# Experimental Realization of Acoustic Bianisotropic Gratings

**Authors:** Steven R. Craig, Xiaoshi Su, Andrew N. Norris, and Chengzhi Shi

arXiv: 1905.09984 · 2019-05-27

## TL;DR

This paper demonstrates the design, fabrication, and experimental validation of acoustic gratings that exhibit bianisotropic properties, enabling asymmetric sound wave transmission and reflection through optimized unit cell structures.

## Contribution

It introduces a systematic method to realize acoustic bianisotropic coupling using optimized gratings with broken symmetry, validated by experiments.

## Key findings

- Achieved asymmetric wave scattering in airborne sound.
- Validated design through experimental measurements.
- Matched experimental results with theoretical predictions.

## Abstract

Acoustic bianisotropic materials couple pressure and local particle velocity fields to simultaneously excite monopole and dipole scattering, which results in asymmetric wave transmission and reflection of airborne sound. In this work, we systematically realize an arbitrarily given bianisotropic coupling between the pressure and velocity fields for asymmetric wave propagation by an acoustic grating with inversion symmetry breaking.
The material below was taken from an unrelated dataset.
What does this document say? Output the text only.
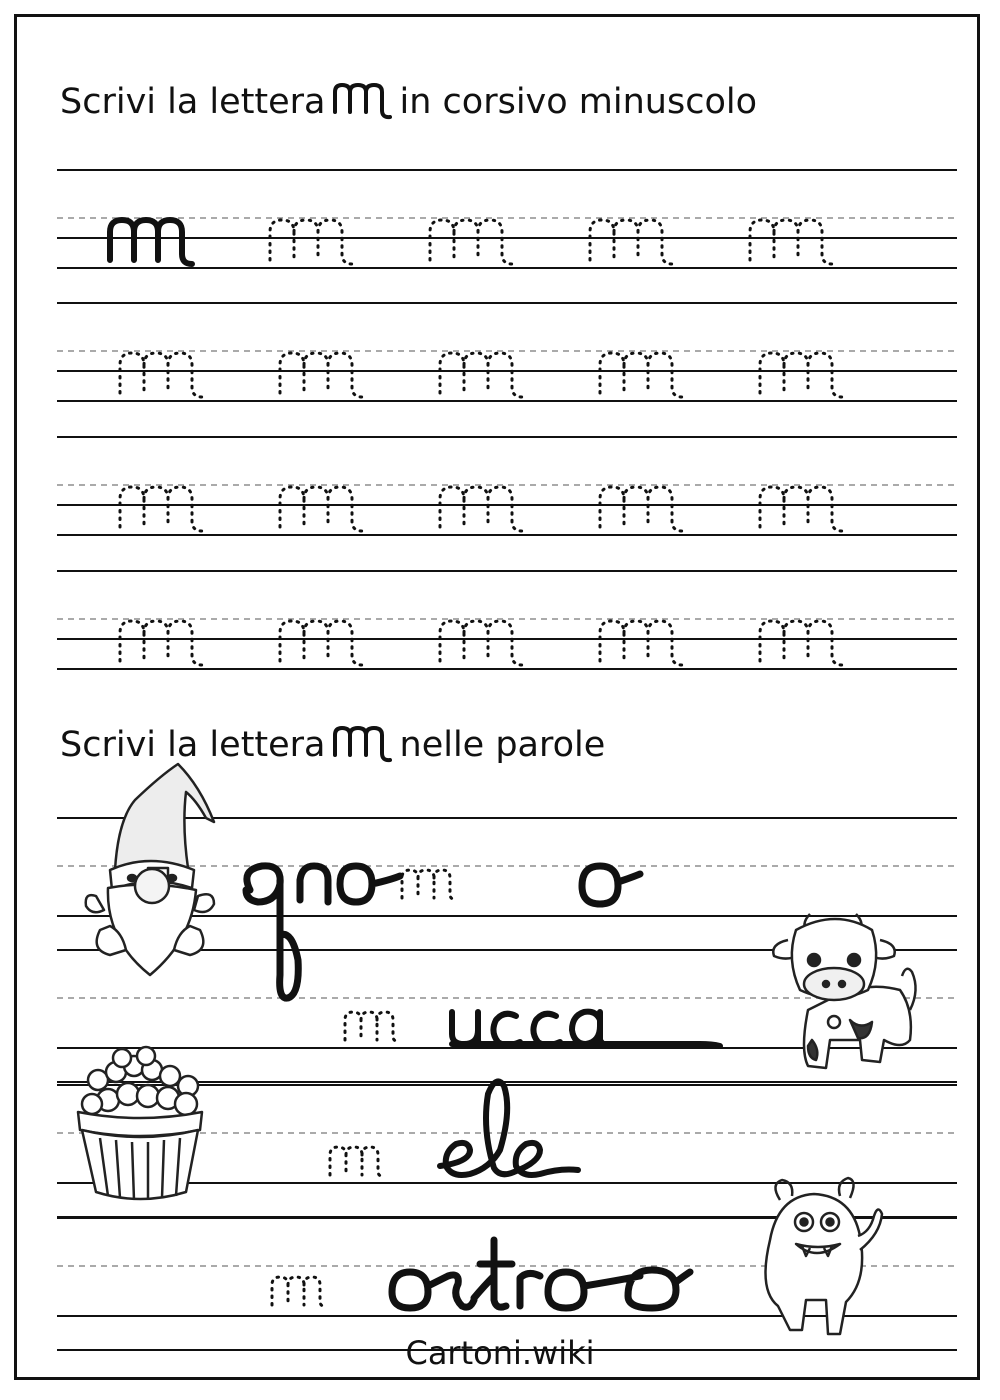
Scrivi la lettera in corsivo minuscolo
Scrivi la lettera nelle parole
Cartoni.wiki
This acoustic bianisotropic grating is designed by optimizing the unit cells with a finite element method to achieve the desired scattering wavevectors determined by the bianisotropic induced asymmetric wave propagation. The symmetry and Bloch wavevectors in the reciprocal space resulted from the grating are analyzed, which match with the desired scattering wavevectors. The designed structures are fabricated for the experimental demonstration of the bianisotropic properties. The measured results match with the desired asymmetric wave scattering fields.